Kentucky has the nation’s worst outbreak of the disease. Among Kentucky counties, Whitley ranks third worst. So, that’s pretty bad.
Daily, I read headlines from across the state where health departments in other counties are warning their citizens about restaurants where workers have been diagnosed. Just this past Monday, a Sonny’s restaurant in Richmond and the Little Caesars in Corbin were identified as having had employees diagnosed with Hepatitis A.
These are appropriate disclosures. Reporting on this is most definitely in the public interest. Our local health department is out of step on this issue. It’s that simple. In other counties, people have access to this information. In Whitley, we are kept in the dark.
People who have frequented restaurants with employees with Hepatitis A have the right to know so that they can be extra vigilant in looking for warning signs of the disease, getting vaccinated, perhaps even taking other precautions to preserve their own health, and to ensure friends and family don’t get sick as well.
The News Journal is working hard to pry loose this information from the Whitley County Health Department. It is tough, but it is the right thing to do. We won’t quit.
In the past week, we’ve asked the health department’s Interim Director — who has only communicated with us by email — about this very issue. We also filed a request under the Kentucky Open Records Act seeking information. No records were provided. Here’s what we think we know, based on the responses we received:
• There have been 144 total cases since the outbreak. “Less than 5” restaurants have been affected in Whitley County.
• The health department says it has looked into cases at each restaurant and determined risk of spreading the infection to be low, so that’s one justification they use to not release the information. Incidentally, other county health departments have made similar determinations, but haven’t been so tight with information.

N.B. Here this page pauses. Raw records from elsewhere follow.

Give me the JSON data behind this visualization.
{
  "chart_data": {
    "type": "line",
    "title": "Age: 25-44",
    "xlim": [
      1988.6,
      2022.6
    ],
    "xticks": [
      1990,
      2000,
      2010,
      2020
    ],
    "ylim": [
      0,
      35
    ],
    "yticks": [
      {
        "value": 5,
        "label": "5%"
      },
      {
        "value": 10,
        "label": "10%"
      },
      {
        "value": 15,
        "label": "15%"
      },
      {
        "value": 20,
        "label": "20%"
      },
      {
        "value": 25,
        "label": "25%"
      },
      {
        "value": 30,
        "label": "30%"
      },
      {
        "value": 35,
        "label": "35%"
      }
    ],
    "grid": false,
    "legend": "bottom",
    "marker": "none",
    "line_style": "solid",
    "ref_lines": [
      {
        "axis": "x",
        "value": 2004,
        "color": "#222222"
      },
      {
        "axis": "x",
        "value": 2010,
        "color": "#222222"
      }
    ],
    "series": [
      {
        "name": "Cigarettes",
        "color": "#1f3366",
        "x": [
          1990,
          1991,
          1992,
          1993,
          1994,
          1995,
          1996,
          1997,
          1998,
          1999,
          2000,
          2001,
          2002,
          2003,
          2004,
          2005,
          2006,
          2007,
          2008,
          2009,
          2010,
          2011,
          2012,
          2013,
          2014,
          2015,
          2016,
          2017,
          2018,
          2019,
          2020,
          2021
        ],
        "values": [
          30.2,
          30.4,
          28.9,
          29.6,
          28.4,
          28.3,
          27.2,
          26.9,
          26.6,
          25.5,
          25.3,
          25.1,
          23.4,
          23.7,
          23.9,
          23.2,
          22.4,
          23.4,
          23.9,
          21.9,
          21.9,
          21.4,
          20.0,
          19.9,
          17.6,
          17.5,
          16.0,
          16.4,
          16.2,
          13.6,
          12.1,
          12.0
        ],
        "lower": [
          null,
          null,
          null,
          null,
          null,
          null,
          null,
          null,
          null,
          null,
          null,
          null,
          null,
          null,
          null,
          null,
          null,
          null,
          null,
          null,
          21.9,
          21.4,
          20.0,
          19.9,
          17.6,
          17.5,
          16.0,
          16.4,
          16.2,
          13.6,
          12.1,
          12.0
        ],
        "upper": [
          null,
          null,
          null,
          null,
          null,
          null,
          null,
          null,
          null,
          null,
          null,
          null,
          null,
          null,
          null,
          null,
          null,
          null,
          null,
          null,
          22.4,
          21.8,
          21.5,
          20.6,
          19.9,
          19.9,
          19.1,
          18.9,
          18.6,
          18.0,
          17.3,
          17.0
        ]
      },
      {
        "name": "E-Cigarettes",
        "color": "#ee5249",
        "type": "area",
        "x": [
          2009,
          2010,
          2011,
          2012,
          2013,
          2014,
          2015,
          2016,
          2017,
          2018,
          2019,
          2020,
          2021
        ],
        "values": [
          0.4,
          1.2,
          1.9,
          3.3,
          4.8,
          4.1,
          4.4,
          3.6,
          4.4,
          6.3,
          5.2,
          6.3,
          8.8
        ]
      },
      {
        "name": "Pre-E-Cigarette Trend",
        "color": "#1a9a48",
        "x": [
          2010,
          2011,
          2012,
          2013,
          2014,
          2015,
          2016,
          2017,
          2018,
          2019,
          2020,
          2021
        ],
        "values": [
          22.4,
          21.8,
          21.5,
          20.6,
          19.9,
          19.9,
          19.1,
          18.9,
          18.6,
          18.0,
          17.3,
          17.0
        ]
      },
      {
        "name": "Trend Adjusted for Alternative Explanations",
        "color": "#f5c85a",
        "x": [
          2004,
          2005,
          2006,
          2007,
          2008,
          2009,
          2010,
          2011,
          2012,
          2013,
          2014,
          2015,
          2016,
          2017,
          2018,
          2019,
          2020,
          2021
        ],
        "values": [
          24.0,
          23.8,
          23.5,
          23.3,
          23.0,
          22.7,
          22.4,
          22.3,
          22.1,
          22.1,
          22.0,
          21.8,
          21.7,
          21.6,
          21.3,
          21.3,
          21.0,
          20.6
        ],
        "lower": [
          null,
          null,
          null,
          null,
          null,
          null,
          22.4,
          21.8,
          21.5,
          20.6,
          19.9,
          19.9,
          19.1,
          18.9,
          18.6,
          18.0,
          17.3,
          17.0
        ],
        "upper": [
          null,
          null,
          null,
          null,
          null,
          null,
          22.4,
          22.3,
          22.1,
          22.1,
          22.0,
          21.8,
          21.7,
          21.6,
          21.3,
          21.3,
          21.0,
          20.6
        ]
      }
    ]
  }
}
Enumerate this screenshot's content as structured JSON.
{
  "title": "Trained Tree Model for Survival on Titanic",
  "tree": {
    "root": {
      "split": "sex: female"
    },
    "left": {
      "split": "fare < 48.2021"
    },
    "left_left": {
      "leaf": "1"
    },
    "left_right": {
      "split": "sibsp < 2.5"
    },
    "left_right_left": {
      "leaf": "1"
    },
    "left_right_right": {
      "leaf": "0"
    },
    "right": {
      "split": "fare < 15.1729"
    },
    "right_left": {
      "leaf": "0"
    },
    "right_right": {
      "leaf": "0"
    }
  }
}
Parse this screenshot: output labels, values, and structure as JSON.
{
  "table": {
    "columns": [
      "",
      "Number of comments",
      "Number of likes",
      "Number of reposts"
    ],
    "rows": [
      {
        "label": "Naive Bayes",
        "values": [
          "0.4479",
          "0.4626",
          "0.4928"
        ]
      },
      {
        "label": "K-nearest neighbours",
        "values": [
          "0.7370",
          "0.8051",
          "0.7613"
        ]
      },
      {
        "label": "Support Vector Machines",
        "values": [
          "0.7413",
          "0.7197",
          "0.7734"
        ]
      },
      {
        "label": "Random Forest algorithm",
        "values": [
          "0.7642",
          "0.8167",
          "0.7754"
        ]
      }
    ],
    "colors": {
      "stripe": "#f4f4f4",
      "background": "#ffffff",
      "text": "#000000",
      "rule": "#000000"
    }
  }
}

• Apparently, these reviews or investigations, take place but there is ZERO documentation detailing anything about them. The only documents that exist about where food-service workers diagnosed with Hepatitis-A are employed are in their personal health files. Seems sort of odd, but that’s what we were told. I’m pretty sure there is a way to satisfy our request without violating any privacy laws. Others seem capable of doing so.

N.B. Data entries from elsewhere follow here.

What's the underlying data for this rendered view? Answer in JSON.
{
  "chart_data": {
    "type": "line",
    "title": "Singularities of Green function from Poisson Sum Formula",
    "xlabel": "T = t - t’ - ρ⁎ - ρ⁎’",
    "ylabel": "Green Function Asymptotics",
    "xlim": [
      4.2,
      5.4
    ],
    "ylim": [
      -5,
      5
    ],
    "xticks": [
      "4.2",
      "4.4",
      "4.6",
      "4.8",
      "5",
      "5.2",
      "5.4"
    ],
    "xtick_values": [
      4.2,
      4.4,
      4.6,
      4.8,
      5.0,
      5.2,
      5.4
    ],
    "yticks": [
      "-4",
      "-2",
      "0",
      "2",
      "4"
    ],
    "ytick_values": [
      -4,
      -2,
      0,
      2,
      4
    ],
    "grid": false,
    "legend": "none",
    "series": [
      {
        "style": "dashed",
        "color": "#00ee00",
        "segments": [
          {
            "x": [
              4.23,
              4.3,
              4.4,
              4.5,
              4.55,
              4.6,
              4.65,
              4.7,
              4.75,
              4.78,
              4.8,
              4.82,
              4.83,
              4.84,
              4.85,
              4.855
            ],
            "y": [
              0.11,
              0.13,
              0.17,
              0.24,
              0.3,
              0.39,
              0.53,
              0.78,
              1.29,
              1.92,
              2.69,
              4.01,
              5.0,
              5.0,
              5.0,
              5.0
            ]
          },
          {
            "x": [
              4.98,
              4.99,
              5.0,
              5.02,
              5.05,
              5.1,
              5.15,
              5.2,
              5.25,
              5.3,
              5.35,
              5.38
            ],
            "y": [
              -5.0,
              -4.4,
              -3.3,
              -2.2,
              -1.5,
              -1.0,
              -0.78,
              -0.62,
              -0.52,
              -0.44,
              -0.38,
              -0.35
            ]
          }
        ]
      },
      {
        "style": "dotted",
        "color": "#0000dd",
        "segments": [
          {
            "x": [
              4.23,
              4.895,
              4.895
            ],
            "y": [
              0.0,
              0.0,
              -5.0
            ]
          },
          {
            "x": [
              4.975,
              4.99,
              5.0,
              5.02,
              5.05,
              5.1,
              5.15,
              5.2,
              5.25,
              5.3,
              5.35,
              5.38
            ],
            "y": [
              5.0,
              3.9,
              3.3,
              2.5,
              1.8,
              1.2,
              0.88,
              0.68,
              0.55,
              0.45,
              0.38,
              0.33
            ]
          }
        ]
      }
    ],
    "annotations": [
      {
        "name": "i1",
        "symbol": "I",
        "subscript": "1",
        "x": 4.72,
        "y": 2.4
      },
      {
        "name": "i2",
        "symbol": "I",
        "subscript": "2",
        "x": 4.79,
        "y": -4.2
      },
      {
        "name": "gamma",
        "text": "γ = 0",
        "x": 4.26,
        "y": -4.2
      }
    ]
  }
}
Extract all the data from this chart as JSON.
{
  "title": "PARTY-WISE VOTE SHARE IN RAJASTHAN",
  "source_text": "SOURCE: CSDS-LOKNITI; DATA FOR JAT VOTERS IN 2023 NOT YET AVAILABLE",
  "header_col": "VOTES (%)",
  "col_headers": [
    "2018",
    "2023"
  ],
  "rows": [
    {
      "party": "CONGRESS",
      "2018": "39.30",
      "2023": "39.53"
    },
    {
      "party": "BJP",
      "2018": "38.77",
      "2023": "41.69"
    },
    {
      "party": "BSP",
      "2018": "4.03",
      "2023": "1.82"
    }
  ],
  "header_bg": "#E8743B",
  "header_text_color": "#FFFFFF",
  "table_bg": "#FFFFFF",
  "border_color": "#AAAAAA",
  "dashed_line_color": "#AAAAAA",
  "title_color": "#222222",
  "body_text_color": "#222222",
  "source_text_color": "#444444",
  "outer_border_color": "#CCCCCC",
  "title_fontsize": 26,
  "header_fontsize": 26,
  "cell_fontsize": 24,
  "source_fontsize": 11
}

• In any event, a general decision has been madethat NO names of restaurants will be released. We don’t know if this is an internal policy or what. This is in the email response from the interim director: “We are not releasing names of restaurants, nor names of people.” Basically, if you want to know … TOUGH!

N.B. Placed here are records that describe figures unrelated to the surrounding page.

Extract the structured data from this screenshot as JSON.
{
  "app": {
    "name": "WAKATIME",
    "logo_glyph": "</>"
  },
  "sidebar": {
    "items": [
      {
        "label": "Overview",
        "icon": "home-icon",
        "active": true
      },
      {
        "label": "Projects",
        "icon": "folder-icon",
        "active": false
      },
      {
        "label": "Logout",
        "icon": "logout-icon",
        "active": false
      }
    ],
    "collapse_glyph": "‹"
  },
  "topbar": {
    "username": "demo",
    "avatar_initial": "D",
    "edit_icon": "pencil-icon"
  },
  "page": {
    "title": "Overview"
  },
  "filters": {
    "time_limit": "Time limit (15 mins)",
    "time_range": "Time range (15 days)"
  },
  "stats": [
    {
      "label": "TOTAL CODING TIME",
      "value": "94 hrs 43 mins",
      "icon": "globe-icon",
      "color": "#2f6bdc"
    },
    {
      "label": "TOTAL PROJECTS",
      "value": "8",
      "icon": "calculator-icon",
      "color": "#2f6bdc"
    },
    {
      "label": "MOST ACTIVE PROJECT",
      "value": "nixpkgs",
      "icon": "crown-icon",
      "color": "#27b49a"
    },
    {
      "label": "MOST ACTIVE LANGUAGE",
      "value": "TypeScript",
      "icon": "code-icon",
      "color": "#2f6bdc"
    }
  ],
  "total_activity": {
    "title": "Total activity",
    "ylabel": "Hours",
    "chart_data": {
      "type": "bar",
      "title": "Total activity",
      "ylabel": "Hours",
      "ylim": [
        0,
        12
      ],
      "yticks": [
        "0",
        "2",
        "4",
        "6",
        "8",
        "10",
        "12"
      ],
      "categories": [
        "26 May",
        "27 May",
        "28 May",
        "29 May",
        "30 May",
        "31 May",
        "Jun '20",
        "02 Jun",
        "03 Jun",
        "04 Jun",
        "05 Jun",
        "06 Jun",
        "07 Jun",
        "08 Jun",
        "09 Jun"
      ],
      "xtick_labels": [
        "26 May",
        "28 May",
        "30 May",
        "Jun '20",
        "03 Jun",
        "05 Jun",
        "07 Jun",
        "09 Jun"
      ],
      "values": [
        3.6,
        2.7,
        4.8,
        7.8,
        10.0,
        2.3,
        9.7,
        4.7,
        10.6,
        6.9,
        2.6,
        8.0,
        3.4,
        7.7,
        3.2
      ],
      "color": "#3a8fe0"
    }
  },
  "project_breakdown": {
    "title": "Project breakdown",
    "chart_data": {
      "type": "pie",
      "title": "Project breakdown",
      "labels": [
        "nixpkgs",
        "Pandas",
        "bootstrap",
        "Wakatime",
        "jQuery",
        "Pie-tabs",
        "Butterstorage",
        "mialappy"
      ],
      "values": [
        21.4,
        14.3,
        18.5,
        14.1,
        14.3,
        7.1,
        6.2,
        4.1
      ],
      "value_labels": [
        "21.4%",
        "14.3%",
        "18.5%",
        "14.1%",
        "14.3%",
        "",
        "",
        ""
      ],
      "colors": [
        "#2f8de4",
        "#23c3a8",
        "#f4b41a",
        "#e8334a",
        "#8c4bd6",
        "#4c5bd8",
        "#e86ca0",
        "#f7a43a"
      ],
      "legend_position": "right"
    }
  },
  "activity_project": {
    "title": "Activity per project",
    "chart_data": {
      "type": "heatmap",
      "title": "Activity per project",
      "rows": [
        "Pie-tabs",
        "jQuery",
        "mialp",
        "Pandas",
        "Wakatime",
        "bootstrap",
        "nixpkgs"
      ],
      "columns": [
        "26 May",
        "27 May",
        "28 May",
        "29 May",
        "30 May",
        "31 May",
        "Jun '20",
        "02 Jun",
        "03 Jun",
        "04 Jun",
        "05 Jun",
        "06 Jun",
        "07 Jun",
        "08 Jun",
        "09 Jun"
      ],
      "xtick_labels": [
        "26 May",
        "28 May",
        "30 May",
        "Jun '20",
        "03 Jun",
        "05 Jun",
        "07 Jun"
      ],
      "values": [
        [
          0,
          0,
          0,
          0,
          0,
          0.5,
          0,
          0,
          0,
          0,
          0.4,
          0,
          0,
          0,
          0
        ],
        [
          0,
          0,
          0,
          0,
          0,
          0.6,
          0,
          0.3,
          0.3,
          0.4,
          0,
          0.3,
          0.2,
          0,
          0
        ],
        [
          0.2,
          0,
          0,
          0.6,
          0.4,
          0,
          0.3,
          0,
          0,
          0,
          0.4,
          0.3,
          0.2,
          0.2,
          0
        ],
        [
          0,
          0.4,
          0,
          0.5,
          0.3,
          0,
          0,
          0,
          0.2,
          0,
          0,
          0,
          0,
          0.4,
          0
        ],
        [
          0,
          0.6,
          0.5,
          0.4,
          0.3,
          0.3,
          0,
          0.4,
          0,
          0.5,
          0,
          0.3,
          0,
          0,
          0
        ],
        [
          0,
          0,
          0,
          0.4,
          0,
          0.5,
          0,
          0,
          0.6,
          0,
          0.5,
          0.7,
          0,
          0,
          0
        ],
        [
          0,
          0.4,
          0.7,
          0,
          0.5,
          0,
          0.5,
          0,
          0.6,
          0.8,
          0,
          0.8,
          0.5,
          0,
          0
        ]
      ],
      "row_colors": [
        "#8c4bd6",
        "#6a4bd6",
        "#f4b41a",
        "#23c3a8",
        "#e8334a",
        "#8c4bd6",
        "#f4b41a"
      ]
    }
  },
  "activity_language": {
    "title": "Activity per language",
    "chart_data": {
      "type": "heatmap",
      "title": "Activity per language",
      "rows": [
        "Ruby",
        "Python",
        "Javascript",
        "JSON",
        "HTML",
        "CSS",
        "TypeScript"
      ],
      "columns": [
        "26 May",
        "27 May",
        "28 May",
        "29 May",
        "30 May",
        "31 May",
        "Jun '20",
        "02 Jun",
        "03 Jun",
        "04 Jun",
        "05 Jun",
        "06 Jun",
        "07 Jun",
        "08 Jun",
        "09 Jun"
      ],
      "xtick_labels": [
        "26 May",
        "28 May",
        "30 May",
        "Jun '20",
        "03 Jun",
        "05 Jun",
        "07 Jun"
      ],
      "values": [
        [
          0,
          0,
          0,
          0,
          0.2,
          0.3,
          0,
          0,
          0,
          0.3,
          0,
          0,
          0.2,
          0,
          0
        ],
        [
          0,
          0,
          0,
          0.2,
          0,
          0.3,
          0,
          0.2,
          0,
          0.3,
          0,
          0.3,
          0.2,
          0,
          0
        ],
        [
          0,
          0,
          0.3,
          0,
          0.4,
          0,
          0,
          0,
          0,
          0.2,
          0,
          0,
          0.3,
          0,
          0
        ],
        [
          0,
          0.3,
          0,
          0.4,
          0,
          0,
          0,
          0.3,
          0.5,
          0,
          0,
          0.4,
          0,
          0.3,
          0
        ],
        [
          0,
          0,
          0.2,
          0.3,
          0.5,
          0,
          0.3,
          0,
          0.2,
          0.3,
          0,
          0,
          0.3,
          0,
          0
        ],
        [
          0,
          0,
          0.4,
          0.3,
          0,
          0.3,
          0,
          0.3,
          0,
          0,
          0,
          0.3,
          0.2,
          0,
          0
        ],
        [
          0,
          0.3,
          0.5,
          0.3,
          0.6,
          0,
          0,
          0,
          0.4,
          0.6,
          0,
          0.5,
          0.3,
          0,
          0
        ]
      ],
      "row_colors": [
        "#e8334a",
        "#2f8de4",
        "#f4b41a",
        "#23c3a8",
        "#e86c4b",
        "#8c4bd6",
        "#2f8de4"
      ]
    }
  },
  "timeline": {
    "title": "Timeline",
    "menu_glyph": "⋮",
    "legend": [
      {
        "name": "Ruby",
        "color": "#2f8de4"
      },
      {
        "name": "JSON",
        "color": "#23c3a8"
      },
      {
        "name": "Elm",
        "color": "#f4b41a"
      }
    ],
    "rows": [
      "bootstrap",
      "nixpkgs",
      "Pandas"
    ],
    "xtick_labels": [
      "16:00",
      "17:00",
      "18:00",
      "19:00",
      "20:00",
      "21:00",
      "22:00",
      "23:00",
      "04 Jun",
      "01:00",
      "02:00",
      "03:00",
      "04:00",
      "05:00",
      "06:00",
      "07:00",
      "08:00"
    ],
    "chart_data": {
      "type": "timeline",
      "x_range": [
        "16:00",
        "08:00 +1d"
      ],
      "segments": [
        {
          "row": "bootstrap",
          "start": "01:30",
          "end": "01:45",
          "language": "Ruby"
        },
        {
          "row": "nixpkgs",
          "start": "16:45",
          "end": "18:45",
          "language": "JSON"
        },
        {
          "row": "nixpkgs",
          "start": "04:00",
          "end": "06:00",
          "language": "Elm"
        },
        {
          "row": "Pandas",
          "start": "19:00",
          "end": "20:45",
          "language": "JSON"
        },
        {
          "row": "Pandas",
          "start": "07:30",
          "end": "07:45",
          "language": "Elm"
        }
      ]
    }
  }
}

Reasonable folks at many other health departments across the state seem to think quite a bit differently on this issue.
It is interesting to note, that similar requests made by the News Journal to health departments in Laurel and Knox Counties were answered immediately, and pertinent records were provided detailing the information requested. Whitley County is the only place where there is an issue.
I think our health department is in error taking this stance. It doesn’t seem particularly responsive to the community they serve. The longer information is suppressed, the less useful it can be. I fear even if we somehow prevail in getting the information and telling you about it, so much time will have passed that it will be essentially useless.
That’s a shame. Citizens of Whitley County deserve better.